Le soleil se lève enfin, c’est un vrai bonheur dans ces paysages magnifiques. Cela permet de se remotiver, une nouvelle course commence. Il reste environ 33 kilomètres à parcourir. Nous savons que cela va être difficile, mais nous sommes toujours de bonne humeur malgré les douleurs. Romain a mal aux chevilles, Seb dans le haut du dos et mon adducteur droit me fait souffrir à chaque redémarrage après les ravitos. Chacun fait comme il peut pour gérer sa douleur. Seb plaisante, Romain râle et moi je me terre dans le silence. C’est le moment où l’on pense aux proches, où on cherche ce qui aurait pû être optimisé pendant l’entraînement, où l’on regrette les verres de vin rouge de la semaine. Notre corps n’est plus vraiment notre propriété à ce moment de la course…

Le panneau 20 KM nous annonce le quatrième ravitaillement. Il est 9h et nous n’en pouvons plus ! Ce ravito est l’occasion de prévenir nos femmes que nous ne serons pas de retour aussi tôt que prévu. Nous nous imaginons déjà négocier avec la SNCF pour avoir un TGV le plus tôt possible. Après quelques verres de coca et une bonne tablette de chocolat partagée, nous repartons pour les vingt derniers kilomètres. Dans environ deux heures, si tout se passe bien, nous serons finisher de la Saintélyon…

Mon corps attend le panneau 15 KM pour me bloquer net. Des crampes d’estomac tout simplement. Je marche, cours comme je peux, les copains m’attendent. Nous marchons dans chaque montée, nous courrons comme on peut… La douleur est trop forte, je m’arrête derrière un sapin pour me soulager. Cela va beaucoup mieux, j’ai retrouvé une seconde fraîcheur. Il nous reste 15 km et nous sommes bien décidés à aller au bout. Romain et Seb sont aussi crevés que moi, je les motive comme je peux.

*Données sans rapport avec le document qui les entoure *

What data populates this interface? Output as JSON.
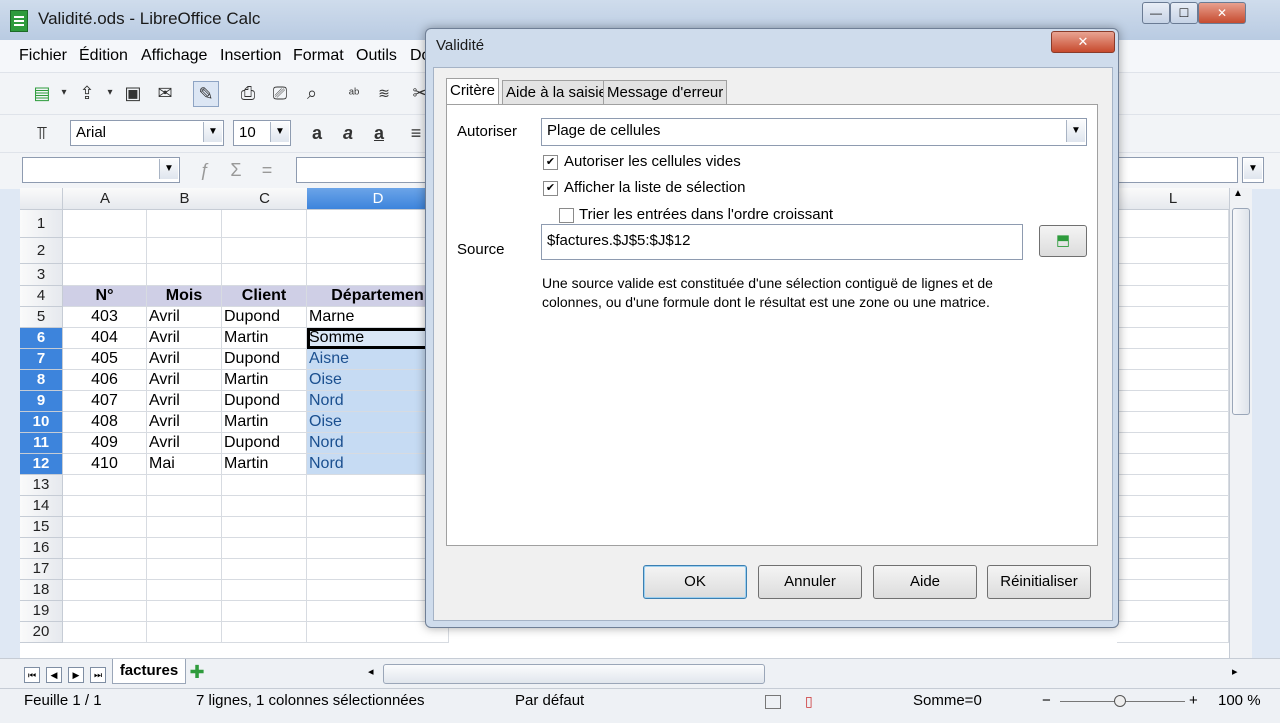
{
  "window": {
    "title": "Validité.ods - LibreOffice Calc"
  },
  "menu": [
    "Fichier",
    "Édition",
    "Affichage",
    "Insertion",
    "Format",
    "Outils",
    "Do"
  ],
  "toolbar": {
    "font_name": "Arial",
    "font_size": "10"
  },
  "grid": {
    "columns": [
      "A",
      "B",
      "C",
      "D",
      "L"
    ],
    "rows": [
      "1",
      "2",
      "3",
      "4",
      "5",
      "6",
      "7",
      "8",
      "9",
      "10",
      "11",
      "12",
      "13",
      "14",
      "15",
      "16",
      "17",
      "18",
      "19",
      "20"
    ],
    "header_row": [
      "N°",
      "Mois",
      "Client",
      "Départemen"
    ],
    "data": [
      [
        "403",
        "Avril",
        "Dupond",
        "Marne"
      ],
      [
        "404",
        "Avril",
        "Martin",
        "Somme"
      ],
      [
        "405",
        "Avril",
        "Dupond",
        "Aisne"
      ],
      [
        "406",
        "Avril",
        "Martin",
        "Oise"
      ],
      [
        "407",
        "Avril",
        "Dupond",
        "Nord"
      ],
      [
        "408",
        "Avril",
        "Martin",
        "Oise"
      ],
      [
        "409",
        "Avril",
        "Dupond",
        "Nord"
      ],
      [
        "410",
        "Mai",
        "Martin",
        "Nord"
      ]
    ]
  },
  "sheet_tab": "factures",
  "status": {
    "sheet": "Feuille 1 / 1",
    "selection": "7 lignes, 1 colonnes sélectionnées",
    "style": "Par défaut",
    "sum": "Somme=0",
    "zoom": "100 %"
  },
  "dialog": {
    "title": "Validité",
    "tabs": [
      "Critère",
      "Aide à la saisie",
      "Message d'erreur"
    ],
    "allow_label": "Autoriser",
    "allow_value": "Plage de cellules",
    "chk_empty": "Autoriser les cellules vides",
    "chk_list": "Afficher la liste de sélection",
    "chk_sort": "Trier les entrées dans l'ordre croissant",
    "chk_empty_checked": true,
    "chk_list_checked": true,
    "chk_sort_checked": false,
    "source_label": "Source",
    "source_value": "$factures.$J$5:$J$12",
    "hint_line1": "Une source valide est constituée d'une sélection contiguë de lignes et de",
    "hint_line2": "colonnes, ou d'une formule dont le résultat est une zone ou une matrice.",
    "buttons": {
      "ok": "OK",
      "cancel": "Annuler",
      "help": "Aide",
      "reset": "Réinitialiser"
    }
  }
}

Les descentes nous font souffrir tant les douleurs rebondissent dans nos corps meurtris par les 60 kilomètres déjà parcourus.

Nous entrons dans Lyon et apercevons le dernier ravito après avoir descendu quelques 200 marches ! Ce ravito est l’occasion de manger du pain, du saucisson, un peu de fromage, toujours avec du coca. Nous plaisantons avec d’autres trailers, aussi épuisés que nous. Il nous reste 7 kilomètres à parcourir, nous savons que nous allons le faire !

La sortie du ravito est une côté à 18% qui longe l’ancien Aqueduc romain. Pendant deux kilomètres, nous marchons, Seb nous raconte ses achats sur leboncoin, nous sommes ailleurs, nos corps avancent comme ils peuvent…

Nous arrivons sur les quais du Rhône et pouvons apercevoir le Palais des sports au loin, lieu de départ de cette fabuleuse aventure. Le panneau 2 KM apparaît, puis 1 KM… Nous sommes tendus, épuisés, à bout…

Il reste 150m, 100m, 50m, nous nous prenons par les épaules pour les photos finish et nous pénétrons dans le Palais des sports pour franchir la ligne d’arrivée, la vraie ! Après 12h08 d’effort, nous pouvons le dire « on l’a fait » !!!

Nous tombons dans les bras les uns des autres pour nous claquer une bise mémorable ! Nous sommes finisher de la Saintélyon ! Le Tshirt jaune est porté fièrement par dessus toutes nos couches de vêtements. Nous savons que nous la referons sans doute, mais pas demain ! Cette aventure a été exceptionnelle à tous points de vue ! Et la partager avec deux potes est vraiment quelque chose d’incroyable…

Un grand merci à Seb et Romain, à ma femme et mes parents pour leur soutien et aux bénévoles de la Saintélyon, debout toute la nuit pour nous apporter chaleur et réconfort.